"Now, wilt Thou heed an alien's plea; wilt Thou know a stranger petitioning before Thy high and holy place? How shall I win Thine ear? Charge me with any mission, weight me with a lifetime of penances, strip me of power everlastingly, but grant me leave to supplicate Thy throne.

"Not for myself do I pray, O Hidden God! Not one jot would I overtax Thy bounty toward me beyond the sufferance of my devotion. But for her I pray—for her, out somewhere in this unlifting gloom, her tender maidenhood uncomforted—with night, with death, with long dishonor threatening her. Attend her, O Thou august Warden! Let her not cry out to Thee in vain! Be Thou as a wall about her, as a light before her, as a firm path beneath her feet. Do Thou as Thou wilt with me. Lo! I offer up myself as ransom for her—myself—all I have! Take her from me, deny mine eyes the sight of her for ever, blot me wholly out of her heart, yield me over to the wrath of mine enemies, and to Thine unknowable vengeance thereafter; but save her, Great God! save her from her enemy!

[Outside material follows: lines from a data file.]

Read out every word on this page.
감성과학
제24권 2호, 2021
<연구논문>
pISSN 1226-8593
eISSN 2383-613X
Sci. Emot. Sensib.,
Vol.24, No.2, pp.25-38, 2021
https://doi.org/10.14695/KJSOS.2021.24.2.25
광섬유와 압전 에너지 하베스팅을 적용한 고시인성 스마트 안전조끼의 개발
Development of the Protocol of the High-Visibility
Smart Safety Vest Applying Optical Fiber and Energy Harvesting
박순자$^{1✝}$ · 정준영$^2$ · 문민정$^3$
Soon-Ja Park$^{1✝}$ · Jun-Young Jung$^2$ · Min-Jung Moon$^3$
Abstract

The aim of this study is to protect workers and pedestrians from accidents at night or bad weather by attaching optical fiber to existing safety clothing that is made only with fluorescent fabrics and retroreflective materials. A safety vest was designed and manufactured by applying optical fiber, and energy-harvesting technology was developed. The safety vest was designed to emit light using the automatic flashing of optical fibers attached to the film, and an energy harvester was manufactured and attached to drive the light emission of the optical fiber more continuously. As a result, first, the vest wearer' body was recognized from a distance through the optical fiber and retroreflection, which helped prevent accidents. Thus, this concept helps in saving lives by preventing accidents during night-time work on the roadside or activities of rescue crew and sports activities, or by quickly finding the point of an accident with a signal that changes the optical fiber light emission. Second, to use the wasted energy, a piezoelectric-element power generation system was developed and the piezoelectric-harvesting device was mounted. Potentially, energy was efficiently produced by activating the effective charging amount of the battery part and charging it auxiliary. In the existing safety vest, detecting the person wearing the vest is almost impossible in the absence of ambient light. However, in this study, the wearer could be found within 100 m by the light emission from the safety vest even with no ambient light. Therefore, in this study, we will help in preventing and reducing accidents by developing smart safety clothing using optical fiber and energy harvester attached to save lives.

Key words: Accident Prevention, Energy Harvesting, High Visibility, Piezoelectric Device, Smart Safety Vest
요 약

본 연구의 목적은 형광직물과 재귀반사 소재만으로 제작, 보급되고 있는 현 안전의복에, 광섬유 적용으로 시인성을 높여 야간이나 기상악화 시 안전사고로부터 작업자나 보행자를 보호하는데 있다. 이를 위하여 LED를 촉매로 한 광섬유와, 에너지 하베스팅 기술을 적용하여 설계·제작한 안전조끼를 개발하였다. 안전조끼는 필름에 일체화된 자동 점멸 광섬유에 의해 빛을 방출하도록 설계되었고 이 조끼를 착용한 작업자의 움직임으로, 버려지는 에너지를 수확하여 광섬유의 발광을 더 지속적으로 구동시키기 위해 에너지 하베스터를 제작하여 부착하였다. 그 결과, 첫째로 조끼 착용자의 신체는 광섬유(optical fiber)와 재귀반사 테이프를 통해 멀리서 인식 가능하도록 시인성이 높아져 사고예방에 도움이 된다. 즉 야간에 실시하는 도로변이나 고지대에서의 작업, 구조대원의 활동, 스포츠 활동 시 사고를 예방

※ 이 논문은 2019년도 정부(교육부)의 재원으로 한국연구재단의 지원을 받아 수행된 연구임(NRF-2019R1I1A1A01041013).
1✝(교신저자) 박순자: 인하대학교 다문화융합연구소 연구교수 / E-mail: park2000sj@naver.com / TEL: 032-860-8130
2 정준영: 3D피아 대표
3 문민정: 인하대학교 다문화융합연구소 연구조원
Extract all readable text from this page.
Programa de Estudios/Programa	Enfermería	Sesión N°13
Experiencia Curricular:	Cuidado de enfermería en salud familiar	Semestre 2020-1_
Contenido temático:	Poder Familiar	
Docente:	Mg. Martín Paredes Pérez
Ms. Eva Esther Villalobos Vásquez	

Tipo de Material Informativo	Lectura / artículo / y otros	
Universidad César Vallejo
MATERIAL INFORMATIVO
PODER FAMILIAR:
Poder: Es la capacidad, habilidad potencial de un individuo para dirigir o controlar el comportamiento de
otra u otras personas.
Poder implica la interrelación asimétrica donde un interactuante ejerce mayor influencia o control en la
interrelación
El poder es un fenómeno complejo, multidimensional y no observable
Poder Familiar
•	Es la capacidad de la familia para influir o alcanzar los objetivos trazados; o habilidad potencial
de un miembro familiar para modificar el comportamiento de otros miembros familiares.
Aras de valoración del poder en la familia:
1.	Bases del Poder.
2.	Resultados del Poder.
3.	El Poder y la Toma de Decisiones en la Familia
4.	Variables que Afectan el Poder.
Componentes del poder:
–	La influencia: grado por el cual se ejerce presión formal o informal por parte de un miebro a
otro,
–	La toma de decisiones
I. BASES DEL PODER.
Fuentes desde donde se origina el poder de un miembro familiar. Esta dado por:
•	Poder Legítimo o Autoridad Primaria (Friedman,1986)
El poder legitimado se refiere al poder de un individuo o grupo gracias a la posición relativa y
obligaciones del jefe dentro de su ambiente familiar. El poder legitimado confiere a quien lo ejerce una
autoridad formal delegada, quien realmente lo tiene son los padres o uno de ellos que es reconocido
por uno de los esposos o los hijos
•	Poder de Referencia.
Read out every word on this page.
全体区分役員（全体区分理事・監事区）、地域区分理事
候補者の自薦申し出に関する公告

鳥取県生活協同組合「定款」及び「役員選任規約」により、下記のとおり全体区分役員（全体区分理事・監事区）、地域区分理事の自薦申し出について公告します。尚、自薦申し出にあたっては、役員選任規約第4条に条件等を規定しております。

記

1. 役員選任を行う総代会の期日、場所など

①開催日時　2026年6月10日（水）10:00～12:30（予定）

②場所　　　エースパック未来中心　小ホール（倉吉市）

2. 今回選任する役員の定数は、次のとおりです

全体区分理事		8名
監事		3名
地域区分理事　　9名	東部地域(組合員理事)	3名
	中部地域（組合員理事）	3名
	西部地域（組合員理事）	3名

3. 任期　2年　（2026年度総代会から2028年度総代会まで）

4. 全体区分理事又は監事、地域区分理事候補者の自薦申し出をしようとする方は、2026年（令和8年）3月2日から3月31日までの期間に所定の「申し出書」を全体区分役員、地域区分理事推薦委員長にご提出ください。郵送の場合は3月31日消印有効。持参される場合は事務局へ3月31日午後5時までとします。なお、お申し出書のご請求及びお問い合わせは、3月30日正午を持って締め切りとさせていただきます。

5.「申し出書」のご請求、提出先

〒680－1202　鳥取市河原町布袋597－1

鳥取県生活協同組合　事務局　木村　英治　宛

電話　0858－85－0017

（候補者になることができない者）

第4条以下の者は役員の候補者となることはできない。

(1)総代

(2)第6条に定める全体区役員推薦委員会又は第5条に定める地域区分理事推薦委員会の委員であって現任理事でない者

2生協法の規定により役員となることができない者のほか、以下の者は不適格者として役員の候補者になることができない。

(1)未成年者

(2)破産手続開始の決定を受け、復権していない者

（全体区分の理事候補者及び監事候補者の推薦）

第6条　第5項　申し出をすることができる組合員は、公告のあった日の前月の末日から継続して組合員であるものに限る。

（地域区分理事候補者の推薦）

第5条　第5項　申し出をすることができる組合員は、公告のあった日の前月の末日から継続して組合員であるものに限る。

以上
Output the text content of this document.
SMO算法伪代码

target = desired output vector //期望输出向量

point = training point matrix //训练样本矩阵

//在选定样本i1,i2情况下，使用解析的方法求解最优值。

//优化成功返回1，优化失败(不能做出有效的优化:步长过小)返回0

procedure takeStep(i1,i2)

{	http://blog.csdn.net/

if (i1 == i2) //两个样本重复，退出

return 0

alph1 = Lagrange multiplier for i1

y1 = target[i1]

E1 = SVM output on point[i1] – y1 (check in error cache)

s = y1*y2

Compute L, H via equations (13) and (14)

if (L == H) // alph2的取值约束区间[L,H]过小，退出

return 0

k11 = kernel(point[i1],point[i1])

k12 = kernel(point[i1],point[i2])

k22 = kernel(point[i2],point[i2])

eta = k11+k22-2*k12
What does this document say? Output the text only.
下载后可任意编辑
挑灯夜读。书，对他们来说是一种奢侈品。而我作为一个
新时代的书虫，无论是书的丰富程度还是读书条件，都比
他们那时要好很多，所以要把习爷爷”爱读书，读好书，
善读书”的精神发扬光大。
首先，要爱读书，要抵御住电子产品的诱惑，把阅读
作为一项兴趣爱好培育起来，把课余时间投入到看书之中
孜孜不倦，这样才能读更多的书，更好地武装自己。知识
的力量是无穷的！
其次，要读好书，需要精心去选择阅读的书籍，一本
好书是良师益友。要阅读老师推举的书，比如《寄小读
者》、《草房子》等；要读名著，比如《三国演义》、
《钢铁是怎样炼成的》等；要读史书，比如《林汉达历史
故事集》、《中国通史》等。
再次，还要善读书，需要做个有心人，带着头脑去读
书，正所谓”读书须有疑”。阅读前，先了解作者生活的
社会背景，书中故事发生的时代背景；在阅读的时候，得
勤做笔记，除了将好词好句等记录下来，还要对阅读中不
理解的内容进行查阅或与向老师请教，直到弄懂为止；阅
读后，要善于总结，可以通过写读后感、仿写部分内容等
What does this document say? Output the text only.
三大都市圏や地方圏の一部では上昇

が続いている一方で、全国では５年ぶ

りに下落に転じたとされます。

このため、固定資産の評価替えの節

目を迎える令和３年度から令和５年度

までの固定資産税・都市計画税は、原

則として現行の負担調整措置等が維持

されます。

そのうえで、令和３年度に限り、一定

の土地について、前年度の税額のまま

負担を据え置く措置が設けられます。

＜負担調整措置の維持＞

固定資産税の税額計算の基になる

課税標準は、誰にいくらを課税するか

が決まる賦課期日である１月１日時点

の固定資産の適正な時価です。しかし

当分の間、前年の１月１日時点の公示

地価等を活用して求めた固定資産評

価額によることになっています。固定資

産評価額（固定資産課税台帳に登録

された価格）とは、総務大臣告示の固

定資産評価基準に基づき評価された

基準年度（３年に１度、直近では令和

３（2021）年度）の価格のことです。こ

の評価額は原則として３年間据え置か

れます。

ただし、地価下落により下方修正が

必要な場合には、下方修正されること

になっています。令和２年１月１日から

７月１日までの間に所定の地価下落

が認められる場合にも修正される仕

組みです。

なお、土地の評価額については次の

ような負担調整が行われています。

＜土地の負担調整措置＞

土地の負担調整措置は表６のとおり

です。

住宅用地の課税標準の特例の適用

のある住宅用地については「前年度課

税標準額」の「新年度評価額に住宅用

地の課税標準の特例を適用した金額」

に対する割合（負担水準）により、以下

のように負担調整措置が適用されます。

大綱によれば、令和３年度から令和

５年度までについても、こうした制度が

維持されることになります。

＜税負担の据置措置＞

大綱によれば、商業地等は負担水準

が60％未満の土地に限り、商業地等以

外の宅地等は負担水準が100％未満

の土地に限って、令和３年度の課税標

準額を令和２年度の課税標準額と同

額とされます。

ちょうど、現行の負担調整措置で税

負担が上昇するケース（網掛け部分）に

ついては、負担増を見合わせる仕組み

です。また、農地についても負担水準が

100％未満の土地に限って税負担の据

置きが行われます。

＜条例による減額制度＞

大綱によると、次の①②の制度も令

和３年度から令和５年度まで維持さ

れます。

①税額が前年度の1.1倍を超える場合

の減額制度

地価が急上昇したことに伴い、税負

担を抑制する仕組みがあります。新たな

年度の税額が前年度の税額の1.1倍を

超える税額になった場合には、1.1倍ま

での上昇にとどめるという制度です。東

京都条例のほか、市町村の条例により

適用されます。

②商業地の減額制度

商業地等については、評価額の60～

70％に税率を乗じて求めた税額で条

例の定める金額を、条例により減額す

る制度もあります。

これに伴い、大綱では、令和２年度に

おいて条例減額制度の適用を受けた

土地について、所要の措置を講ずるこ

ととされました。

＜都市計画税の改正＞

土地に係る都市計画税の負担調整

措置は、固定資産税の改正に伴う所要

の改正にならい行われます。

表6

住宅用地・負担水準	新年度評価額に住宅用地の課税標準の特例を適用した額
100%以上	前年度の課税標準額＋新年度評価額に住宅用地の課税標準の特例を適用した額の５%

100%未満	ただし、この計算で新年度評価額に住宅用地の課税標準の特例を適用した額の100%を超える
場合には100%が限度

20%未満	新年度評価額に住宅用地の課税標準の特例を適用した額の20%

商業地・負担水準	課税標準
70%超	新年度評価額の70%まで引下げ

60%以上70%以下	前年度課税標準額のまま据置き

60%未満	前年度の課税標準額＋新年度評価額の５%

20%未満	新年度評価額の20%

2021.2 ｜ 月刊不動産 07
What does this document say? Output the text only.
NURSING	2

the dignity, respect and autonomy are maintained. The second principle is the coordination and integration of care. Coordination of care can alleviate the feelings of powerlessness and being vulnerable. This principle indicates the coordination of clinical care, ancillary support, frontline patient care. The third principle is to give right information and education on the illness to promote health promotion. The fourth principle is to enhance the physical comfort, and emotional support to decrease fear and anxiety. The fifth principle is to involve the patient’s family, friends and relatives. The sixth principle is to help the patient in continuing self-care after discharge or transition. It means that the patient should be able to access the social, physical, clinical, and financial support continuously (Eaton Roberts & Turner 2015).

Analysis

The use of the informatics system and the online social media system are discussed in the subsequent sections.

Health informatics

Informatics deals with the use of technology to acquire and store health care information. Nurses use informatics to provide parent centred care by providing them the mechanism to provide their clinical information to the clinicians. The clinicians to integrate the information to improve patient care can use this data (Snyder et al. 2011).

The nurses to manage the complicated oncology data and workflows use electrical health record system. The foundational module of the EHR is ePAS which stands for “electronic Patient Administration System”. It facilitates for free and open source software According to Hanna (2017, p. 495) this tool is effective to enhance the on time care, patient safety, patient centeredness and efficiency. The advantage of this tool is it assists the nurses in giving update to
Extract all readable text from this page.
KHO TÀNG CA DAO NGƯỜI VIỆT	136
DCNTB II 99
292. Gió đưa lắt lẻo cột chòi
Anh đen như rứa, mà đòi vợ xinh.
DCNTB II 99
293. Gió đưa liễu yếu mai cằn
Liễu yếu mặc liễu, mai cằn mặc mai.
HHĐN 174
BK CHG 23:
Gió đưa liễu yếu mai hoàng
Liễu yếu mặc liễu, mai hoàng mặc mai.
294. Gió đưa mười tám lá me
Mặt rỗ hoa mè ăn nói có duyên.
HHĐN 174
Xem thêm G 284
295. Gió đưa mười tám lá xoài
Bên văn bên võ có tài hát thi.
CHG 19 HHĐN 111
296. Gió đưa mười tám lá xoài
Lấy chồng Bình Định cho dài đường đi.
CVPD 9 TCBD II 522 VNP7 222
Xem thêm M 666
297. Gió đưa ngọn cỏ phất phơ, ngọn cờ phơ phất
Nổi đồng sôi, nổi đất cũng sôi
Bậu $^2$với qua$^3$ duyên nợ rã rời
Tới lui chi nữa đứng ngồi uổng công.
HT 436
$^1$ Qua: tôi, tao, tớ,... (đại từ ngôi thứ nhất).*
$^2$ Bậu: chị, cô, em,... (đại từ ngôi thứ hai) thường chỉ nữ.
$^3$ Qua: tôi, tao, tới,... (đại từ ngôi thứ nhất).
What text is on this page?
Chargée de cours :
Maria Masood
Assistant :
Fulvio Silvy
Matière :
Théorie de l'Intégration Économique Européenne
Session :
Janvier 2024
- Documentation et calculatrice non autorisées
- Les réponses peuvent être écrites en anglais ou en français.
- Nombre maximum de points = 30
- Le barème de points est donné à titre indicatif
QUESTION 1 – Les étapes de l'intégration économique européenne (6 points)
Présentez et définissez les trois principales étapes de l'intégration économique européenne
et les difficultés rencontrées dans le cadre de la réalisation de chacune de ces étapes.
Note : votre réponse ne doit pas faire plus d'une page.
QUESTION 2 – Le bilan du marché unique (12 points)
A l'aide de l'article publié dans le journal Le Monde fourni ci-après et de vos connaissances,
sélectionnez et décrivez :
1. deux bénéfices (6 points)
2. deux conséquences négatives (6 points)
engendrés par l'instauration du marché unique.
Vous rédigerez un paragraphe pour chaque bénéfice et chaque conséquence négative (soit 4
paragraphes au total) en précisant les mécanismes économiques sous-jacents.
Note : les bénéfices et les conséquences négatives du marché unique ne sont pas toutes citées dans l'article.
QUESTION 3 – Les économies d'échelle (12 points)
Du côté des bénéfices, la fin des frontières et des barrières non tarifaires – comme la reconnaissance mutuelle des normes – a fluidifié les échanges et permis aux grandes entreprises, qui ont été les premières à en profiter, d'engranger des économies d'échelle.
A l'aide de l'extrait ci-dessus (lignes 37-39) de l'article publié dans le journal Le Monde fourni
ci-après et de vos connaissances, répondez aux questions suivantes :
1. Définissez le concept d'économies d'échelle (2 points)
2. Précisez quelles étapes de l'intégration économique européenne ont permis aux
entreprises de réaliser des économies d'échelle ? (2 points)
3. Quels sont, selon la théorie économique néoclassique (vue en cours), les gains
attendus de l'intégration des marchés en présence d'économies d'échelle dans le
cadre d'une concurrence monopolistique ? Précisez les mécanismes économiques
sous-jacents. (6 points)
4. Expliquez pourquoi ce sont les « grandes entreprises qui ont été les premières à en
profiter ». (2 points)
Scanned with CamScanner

"Dost Thou hear me, O Holy Mystery? Is there no sign, no manifestation that Thou dost attend?

"Nay, but I know that Thou hearest me! By my faith in Thy being I know it, Lord!"

Peace fell on him and he slept.

In after years Kenkenes remembered only vaguely the long hours of that black and lonely vigil. This climax to a calamitous space eight months in length might have crushed a less sturdy spirit, but he was mystically sustained.

With the exception of a few intervals of short duration most of the time was spent in sleep, so profound and dreamless as to border on coma. The reeds had received him on a bed of crushed herbage and the upstanding ranks about him sheltered him from the blowing sand. The whilom assailants of the young man were not so kindly served by the gods to whom they appealed loudly and frequently. The city in the distance moaned and complained and the hills were full of fear.

In one of his profound lapses of slumber a hairy paw felt of Kenkenes' face. Later a drifting boat nosed about among the reeds at the water's edge. Presently one of the crew cried out, and a second voice said:

"Nay, fear not; it is an ape, by the feel of him. Toth is with us. It is a good omen; let him not go forth."

Silence fell again, for the boat drifted on.